Health Care Alliances Vie for Center Stage

Mitchell's new proposals rely on the concept

AT the heart of President Clinton's design for a new health-care system are big new quasi-governmental bodies called health alliances.

In recent months, the conventional wisdom has increasingly concluded that the alliances idea is out of the health-care sweepstakes.

Part purchasing pool and part regulatory agency, the alliances are a new, untested idea in public policy. They are the way that Clinton envisions bringing informed choice in health-care plans to even poor consumers. They are also the required-membership, bureaucratic monopolies that have made the Clinton plan vulnerable to attack.

But the conventional wisdom on their demise is ``tremendously premature,'' says Patrick Griffin, White House head lobbyist. As members of Congress try to craft a health system that meets the goals of universal coverage and cost control, according to many lobbyists and activists as well as administration officials, alliances will return to the stage.

Senate majority leader George Mitchell (D) of Maine, in a bid to begin driving health reform through the Senate, offered three cost-saving versions to his fellow Democrats this weekend. All of them relied on Clinton's design for health alliances.

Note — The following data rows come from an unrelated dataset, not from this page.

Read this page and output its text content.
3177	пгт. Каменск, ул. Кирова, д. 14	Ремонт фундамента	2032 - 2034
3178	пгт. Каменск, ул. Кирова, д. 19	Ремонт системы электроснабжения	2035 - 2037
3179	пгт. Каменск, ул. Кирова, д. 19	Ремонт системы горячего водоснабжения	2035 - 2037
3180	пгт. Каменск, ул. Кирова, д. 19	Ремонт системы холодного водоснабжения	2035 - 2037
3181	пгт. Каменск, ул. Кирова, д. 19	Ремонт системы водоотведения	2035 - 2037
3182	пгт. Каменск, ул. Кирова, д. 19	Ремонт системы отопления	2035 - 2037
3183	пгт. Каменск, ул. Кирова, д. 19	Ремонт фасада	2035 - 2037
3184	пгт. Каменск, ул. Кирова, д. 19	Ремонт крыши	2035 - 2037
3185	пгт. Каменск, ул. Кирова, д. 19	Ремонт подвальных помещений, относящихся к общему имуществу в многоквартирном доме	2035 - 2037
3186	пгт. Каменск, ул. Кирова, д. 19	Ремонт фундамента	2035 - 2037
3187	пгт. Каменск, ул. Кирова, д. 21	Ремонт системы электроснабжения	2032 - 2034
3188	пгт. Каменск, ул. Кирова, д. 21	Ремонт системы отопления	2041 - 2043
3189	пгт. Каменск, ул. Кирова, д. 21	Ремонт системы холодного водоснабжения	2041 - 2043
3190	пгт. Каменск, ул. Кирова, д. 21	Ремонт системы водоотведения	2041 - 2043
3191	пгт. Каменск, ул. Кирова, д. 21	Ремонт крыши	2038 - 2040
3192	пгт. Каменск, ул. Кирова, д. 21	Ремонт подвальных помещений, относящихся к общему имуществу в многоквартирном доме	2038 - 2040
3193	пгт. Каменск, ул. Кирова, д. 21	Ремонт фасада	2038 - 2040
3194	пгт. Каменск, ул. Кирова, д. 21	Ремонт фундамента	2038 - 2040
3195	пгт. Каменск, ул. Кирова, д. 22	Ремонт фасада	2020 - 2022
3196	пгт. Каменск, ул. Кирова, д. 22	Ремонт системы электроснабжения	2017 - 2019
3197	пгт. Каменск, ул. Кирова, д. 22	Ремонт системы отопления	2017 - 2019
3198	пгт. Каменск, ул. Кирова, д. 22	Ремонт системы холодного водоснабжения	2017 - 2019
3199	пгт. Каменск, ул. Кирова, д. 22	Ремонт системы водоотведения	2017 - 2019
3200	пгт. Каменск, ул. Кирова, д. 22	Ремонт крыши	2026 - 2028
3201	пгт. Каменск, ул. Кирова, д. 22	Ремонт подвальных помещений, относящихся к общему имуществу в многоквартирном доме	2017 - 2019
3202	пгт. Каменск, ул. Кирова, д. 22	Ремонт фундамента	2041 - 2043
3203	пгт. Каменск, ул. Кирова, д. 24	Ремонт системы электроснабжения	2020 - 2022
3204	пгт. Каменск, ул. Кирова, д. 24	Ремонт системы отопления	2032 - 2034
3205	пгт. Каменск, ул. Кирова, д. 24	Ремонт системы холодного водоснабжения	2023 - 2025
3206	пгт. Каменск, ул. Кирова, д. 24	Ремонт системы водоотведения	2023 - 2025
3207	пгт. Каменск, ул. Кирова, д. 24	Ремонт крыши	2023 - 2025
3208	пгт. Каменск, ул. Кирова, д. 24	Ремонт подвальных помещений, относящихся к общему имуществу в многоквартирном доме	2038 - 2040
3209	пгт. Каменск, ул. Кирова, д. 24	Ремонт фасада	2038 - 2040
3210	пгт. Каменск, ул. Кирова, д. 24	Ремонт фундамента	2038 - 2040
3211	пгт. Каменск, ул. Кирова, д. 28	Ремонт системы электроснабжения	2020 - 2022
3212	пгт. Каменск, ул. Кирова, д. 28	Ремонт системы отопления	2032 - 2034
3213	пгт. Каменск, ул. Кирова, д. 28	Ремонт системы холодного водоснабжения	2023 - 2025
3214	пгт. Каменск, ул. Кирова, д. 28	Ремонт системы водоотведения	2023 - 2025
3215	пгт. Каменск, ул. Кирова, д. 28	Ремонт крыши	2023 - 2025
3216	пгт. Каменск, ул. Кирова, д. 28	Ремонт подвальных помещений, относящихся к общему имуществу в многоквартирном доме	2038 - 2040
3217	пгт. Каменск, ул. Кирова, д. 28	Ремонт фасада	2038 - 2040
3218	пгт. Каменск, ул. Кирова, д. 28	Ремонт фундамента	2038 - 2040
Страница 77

Alliances, exactly as envisioned in the Clinton plan, do not exist anywhere. The idea was conjured up by a group of academic and health-industry experts that call themselves the Jackson Hole Group, after their meeting place.

The basic idea is that people organized into large groups - that is, people who work for large companies or the government - get substantially better deals on health insurance than other people. Individuals and people who work for small companies, in fact, sometimes cannot find health insurance at all. Insurers find both the administrative efficiencies and the risk-pooling of large employers more attractive.

So the alliance would provide a health-insurance purchasing pool to provide big-company buying power and economy of scale to everybody else. Under the Clinton plan, companies with more than 5,000 employees nationally could each form their own in-house alliance. Alliances then would offer their members a menu of health plans to choose from, creating a wider choice and thus a more competitive market between insurers.

This kind of alliance is already in operation in some places. Florida now allows voluntary regional alliances. Washington State has begun a similar system. California state employees and federal employees each have an alliance-like structure for choosing their insurance plan.

Increasingly, these alliances are amassing performance data on the health plans they offer to help their members make more informed choices about quality as well as cost.

But the Clinton plan takes the alliances a step further. Everyone has to join and purchase a comprehensive health plan. This prevents the healthiest, lowest-cost people from opting out and thus not helping to pay for the more expensive people. It also prevents the wealthy from opting out and thus leaving the alliances with a concentration of people who need subsidies. In an age of great skepticism about government and close scrutiny about how incentives are structured, however, some experts and politicians question how the alliances would really work.

Alliances would not just have purchasing power, but the power to regulate and monitor health-care providers and insurers - judging their financial integrity and monitoring the quality of their care.

``Alliances would be analogous to a cartel,'' says Princeton political scientist Gerald Garvey, ``private organizations but vested with quasi-legal powers. That's where the specter of this horrendous new Clinton bureacracy is raised.''

``Who are they accountable to?'' asks Paul Feldstein, a University of California, Irvine, management professor, of the proposed alliances. If California created a statewide alliance, he notes, it would handle funds nearly twice the size of the state budget. Like defense procurement officers or agriculture department officials, alliance officials could be expected to be very close to the industry they deal with - far closer than to the consumers they serve, Dr. Feldstein suggests. ``There is tremendous potential for abuse.''

A related risk is that alliance decisions could become politicized, as health-providers look for leverage in Congress, statehouses, or in court over the alliance managers, notes Cornell political scientist Roger Battistela. A too-cozy relationship between alliance managers and the health industry could arrest the restructuring under way in health care now, he says.

Henry Aaron of the Brookings Institutions supports the alliances concept, but recognizes that they could be run in a range of ways. ``You could have alliances as great cathedrals where you walk under high arches and your feet echo on the marble floor as you approach a window,'' he says, painting a scene of intimidating, unresponsive bureaucracy. Or alliances could have street-front offices with helpful, simple, consumer-friendly information on choosing health plans.

People probably face the same range of realities already, he says.